Department of Biochemistry and Biophysics, Stockholm University, SE-106 91 Stockholm, Sweden.
Department of Biotechnology, College of Life Science and Biotechnology, Yonsei University, Seoul 03722, Republic of Korea; Vaccine Innovation Technology Alliance (VITAL)-Korea, Yonsei University, Seoul 03722, Republic of Korea.
Curr Opin Struct Biol. 2021 Feb;66:104-111. doi: 10.1016/j.sbi.2020.10.014. Epub 2020 Nov 22.
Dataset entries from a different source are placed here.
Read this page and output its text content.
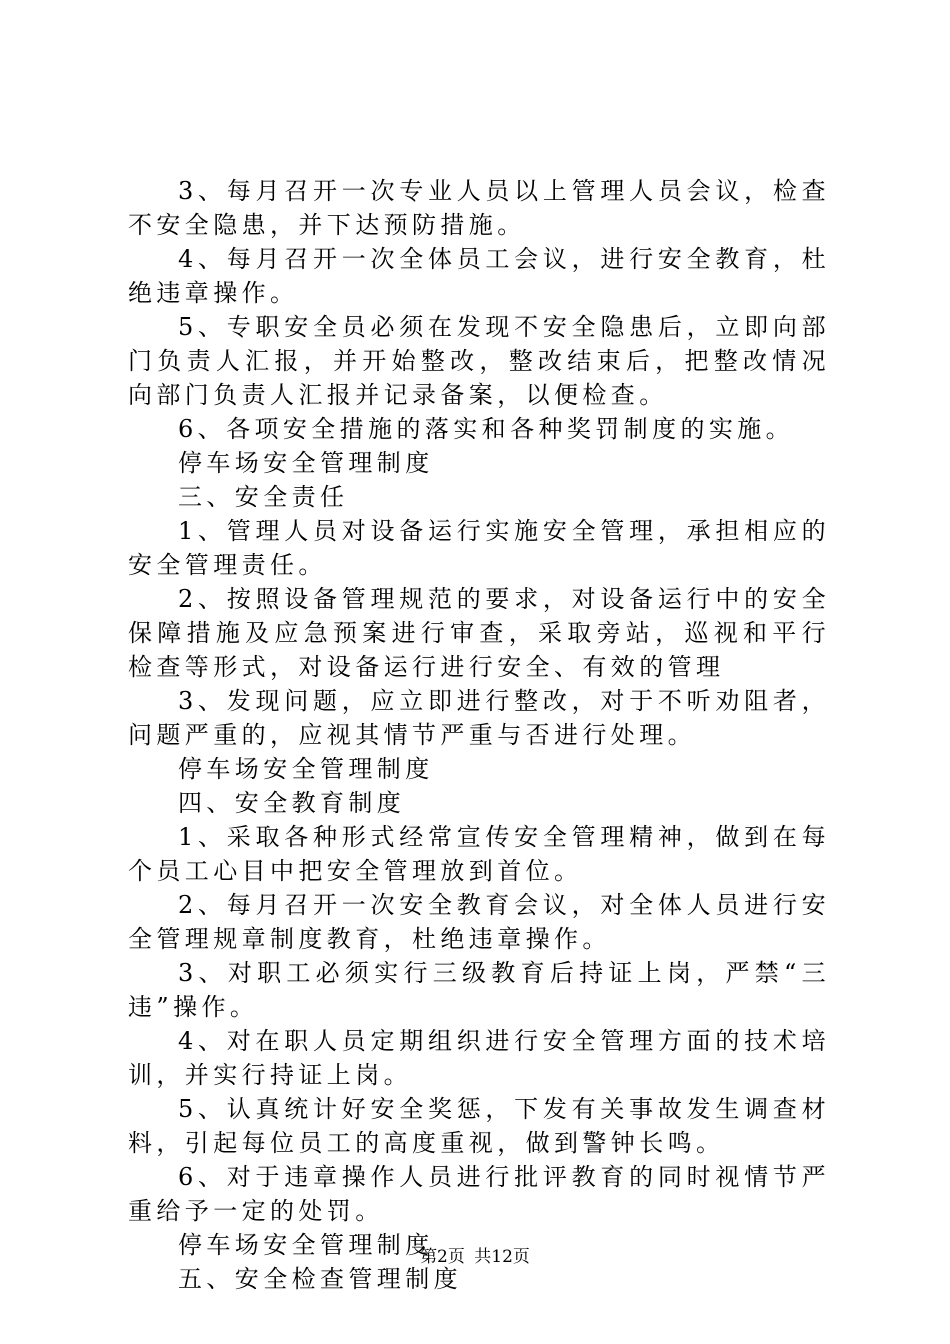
3、每月召开一次专业人员以上管理人员会议，检查不安全隐患，并下达预防措施。

4、每月召开一次全体员工会议，进行安全教育，杜绝违章操作。

5、专职安全员必须在发现不安全隐患后，立即向部门负责人汇报，并开始整改，整改结束后，把整改情况向部门负责人汇报并记录备案，以便检查。

6、各项安全措施的落实和各种奖罚制度的实施。

停车场安全管理制度

三、安全责任

1、管理人员对设备运行实施安全管理，承担相应的安全管理责任。

2、按照设备管理规范的要求，对设备运行中的安全保障措施及应急预案进行审查，采取旁站，巡视和平行检查等形式，对设备运行进行安全、有效的管理

3、发现问题，应立即进行整改，对于不听劝阻者，问题严重的，应视其情节严重与否进行处理。

停车场安全管理制度

四、安全教育制度

1、采取各种形式经常宣传安全管理精神，做到在每个员工心目中把安全管理放到首位。

2、每月召开一次安全教育会议，对全体人员进行安全管理规章制度教育，杜绝违章操作。

3、对职工必须实行三级教育后持证上岗，严禁“三违”操作。

4、对在职人员定期组织进行安全管理方面的技术培训，并实行持证上岗。

5、认真统计好安全奖惩，下发有关事故发生调查材料，引起每位员工的高度重视，做到警钟长鸣。

6、对于违章操作人员进行批评教育的同时视情节严重给予一定的处罚。

停车场安全管理制度

五、安全检查管理制度

第2页 共12页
Protein folding in vivo has been largely understood in the context of molecular chaperones preventing aggregation of nascent polypeptides in the crowded cellular environment. Nascent chains utilize the crowded environment in favor of productive folding by direct physical connection with cellular macromolecules. The intermolecular repulsive forces by large excluded volume and surface charges of interacting cellular macromolecules, exerting 'social distancing' measure among folding intermediates, could play an important role in stabilizing their physically connected polypeptides against aggregation regardless of the physical connection types. The generic intrinsic chaperone activity of cellular macromolecules likely provides a robust cellular environment for the productive protein folding and solubility maintenance at the whole proteome level.
在细胞拥挤的环境中,新生多肽易发生聚集,分子伴侣可防止其聚集,在此背景下,人们对体内蛋白质折叠已有了深入的了解。新生链通过与细胞大分子的直接物理连接,利用拥挤的环境促进其有效折叠。由于大的排阻体积和相互作用的细胞大分子的表面电荷产生的分子间斥力,在折叠中间体之间施加“社交距离”措施,即使不考虑物理连接类型,也可能在稳定其物理连接的多肽防止聚集方面发挥重要作用。细胞大分子的通用内在伴侣活性可能为整个蛋白质组水平的有效蛋白质折叠和可溶性维持提供了稳健的细胞环境。